Wednesday, February 22, 2012

Pretty Space Pics: A Rocket Arcs Across the Northern Lights

Pretty Space Pics: A Rocket Arcs Across the Northern Lights:
A Two-Stage Rocket Arcs Through the Aurora Borealis Over Alaska Terry E. Zaperach, NASA

Here, a two-stage suborbital rocket rips across the auroras over Alaska. The small rocket was launched by scientists Saturday as part of a NASA-backed study into how auroras can affect signals coming to and from satellites and spacecraft. Scientists hope to better understand the way space weather impacts our electrical systems on Earth and in orbit in order to possibly mitigate those effects as the sun builds toward its solar maximum in 2013.

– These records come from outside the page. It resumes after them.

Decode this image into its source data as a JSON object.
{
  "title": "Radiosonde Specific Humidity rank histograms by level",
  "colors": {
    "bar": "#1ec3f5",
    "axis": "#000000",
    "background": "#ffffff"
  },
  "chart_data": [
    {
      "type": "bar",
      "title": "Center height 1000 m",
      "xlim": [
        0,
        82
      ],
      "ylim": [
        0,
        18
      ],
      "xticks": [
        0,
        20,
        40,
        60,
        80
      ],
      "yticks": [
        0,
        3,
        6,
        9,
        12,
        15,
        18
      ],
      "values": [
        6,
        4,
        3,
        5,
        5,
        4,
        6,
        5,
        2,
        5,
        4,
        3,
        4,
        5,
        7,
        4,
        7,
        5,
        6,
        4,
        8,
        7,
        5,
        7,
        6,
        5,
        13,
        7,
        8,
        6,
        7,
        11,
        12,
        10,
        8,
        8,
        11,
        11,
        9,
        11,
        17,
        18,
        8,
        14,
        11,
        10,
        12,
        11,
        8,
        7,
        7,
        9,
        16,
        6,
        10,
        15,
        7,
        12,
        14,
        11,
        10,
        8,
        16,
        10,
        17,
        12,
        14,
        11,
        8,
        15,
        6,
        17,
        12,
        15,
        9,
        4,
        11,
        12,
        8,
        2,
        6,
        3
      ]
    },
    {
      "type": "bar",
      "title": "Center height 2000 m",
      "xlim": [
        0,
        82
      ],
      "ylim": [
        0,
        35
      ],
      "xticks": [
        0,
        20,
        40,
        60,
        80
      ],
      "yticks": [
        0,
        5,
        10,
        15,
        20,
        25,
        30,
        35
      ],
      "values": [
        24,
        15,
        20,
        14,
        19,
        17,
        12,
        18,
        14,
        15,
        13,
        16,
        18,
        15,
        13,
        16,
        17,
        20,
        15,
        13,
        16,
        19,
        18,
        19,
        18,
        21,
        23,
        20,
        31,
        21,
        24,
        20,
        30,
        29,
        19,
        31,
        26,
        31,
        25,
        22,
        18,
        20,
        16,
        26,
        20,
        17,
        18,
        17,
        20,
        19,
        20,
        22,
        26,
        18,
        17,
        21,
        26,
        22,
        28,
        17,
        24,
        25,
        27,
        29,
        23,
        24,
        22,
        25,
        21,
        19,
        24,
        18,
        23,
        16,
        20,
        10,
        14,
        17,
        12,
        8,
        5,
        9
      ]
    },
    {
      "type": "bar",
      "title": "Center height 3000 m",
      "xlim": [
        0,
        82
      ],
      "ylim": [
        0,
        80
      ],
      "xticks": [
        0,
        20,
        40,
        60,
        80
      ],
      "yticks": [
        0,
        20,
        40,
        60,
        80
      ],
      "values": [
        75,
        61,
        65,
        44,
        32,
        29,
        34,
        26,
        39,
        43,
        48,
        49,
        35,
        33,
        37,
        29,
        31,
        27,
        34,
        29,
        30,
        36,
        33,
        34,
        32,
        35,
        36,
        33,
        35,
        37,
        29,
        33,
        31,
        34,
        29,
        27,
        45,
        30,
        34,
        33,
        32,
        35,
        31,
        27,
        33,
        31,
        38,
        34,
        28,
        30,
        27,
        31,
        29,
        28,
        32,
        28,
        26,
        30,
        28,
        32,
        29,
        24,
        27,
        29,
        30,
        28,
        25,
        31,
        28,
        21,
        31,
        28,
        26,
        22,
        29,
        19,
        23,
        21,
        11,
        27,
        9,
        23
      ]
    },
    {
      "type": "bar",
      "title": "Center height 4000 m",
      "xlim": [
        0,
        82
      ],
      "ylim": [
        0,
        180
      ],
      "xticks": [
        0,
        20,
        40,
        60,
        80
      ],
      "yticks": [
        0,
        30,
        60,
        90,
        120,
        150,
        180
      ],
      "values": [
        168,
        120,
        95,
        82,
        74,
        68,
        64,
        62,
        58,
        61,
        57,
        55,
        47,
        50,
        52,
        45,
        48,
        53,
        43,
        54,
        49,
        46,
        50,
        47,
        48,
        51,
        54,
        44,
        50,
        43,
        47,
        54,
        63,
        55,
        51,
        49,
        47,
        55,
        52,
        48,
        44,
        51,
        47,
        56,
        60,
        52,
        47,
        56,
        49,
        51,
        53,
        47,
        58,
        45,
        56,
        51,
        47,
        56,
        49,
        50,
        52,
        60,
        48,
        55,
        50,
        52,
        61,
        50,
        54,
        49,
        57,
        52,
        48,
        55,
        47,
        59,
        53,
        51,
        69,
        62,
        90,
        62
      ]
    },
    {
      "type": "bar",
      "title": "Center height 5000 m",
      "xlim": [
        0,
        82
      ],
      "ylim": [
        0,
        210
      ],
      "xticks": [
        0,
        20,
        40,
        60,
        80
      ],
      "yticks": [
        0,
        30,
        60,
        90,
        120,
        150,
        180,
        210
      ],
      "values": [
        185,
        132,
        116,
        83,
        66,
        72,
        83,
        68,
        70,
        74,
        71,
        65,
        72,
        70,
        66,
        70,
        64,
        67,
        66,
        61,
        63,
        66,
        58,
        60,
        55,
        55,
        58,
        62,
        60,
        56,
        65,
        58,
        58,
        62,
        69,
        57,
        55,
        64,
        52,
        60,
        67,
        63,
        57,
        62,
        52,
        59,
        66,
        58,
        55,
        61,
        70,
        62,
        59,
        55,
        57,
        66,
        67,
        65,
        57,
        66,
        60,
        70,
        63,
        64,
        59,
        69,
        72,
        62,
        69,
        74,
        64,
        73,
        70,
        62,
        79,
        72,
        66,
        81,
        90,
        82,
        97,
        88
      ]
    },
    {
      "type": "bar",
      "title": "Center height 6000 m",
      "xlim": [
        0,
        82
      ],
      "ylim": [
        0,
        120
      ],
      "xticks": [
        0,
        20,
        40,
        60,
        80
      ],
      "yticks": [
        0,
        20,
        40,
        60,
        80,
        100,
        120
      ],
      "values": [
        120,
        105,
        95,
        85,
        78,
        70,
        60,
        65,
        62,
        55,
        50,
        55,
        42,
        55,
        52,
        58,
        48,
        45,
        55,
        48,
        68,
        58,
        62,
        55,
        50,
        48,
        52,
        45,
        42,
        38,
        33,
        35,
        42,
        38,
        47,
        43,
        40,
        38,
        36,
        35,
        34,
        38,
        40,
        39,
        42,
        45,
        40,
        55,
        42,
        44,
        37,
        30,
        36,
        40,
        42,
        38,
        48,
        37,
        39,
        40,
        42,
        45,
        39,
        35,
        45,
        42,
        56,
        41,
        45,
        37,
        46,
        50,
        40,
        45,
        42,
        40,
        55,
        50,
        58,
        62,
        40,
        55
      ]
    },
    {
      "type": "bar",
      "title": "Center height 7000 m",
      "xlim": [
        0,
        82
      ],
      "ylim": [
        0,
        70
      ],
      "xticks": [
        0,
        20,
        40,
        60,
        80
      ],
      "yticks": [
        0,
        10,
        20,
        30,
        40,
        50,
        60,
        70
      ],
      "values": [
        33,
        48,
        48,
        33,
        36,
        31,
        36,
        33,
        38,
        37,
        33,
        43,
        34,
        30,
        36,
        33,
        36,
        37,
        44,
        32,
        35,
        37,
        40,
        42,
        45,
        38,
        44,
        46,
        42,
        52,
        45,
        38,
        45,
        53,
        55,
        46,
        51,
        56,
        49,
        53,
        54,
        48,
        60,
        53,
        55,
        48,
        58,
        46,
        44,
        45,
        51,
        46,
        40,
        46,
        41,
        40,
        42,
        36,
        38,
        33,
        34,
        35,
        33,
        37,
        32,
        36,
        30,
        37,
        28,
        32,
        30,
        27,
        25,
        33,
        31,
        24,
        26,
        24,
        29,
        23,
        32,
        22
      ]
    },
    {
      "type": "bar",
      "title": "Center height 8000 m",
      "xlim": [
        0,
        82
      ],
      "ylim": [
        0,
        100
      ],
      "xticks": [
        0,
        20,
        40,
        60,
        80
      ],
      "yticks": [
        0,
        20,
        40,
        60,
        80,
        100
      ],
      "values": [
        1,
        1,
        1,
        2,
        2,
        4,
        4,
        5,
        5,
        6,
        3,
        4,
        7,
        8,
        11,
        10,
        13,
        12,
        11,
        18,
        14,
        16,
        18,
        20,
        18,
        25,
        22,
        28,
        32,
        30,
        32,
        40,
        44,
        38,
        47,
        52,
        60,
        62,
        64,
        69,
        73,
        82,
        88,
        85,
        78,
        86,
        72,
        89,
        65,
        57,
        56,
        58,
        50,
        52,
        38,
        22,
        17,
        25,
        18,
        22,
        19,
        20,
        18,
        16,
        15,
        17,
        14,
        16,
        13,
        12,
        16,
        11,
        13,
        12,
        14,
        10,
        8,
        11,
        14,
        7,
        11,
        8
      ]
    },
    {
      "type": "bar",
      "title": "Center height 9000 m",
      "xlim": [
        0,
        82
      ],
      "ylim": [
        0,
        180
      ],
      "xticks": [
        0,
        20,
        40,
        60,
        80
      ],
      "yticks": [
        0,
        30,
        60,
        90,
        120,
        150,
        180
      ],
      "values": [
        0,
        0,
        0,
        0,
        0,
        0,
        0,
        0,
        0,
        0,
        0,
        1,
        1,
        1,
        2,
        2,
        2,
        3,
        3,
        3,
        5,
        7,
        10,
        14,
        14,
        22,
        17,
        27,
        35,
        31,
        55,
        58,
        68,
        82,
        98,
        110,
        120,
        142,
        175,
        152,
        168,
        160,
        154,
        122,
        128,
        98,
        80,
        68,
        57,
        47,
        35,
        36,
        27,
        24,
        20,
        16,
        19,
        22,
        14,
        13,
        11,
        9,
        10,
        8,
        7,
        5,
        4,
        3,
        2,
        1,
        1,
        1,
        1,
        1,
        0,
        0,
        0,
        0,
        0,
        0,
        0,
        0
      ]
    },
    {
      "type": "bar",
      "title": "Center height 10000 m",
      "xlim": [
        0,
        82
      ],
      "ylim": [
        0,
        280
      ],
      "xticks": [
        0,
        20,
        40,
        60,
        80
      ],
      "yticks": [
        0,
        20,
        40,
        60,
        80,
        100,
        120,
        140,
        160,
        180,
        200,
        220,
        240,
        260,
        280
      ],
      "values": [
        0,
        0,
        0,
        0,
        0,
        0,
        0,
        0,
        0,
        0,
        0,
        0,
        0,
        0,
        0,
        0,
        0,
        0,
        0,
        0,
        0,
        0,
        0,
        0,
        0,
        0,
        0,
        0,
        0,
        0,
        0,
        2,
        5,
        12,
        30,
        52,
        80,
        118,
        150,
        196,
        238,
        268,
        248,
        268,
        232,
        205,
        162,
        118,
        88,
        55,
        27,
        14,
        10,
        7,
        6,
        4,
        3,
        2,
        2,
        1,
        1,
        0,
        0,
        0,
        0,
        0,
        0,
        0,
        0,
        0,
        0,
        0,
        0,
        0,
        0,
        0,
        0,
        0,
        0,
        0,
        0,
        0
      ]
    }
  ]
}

The team used a 46-foot sounding rocket (known as a Terrier-Black Brant) to gather data across a 6-mile-thick layer of the Earth's upper atmosphere where incoming charged particles from the sun interact with the Earth's magnetic field and atmosphere. On an average day that incoming solar interference doesn't cause us any problems, but in the case of solar storms and coronal mass ejections, incoming bursts of particles like the ones that cause the northern and southern lights can damage satellites, spacecraft, conventional aircraft, and even electrical grids on the ground.


Christened the Magnetosphere-Ionosphere Coupling in the Alfven resonator (MICA) mission, the launch should help scientists to better understand the auroras and the so-called Alfven waves that cause them. As long as they keep snapping photos like these, we're fans of the research.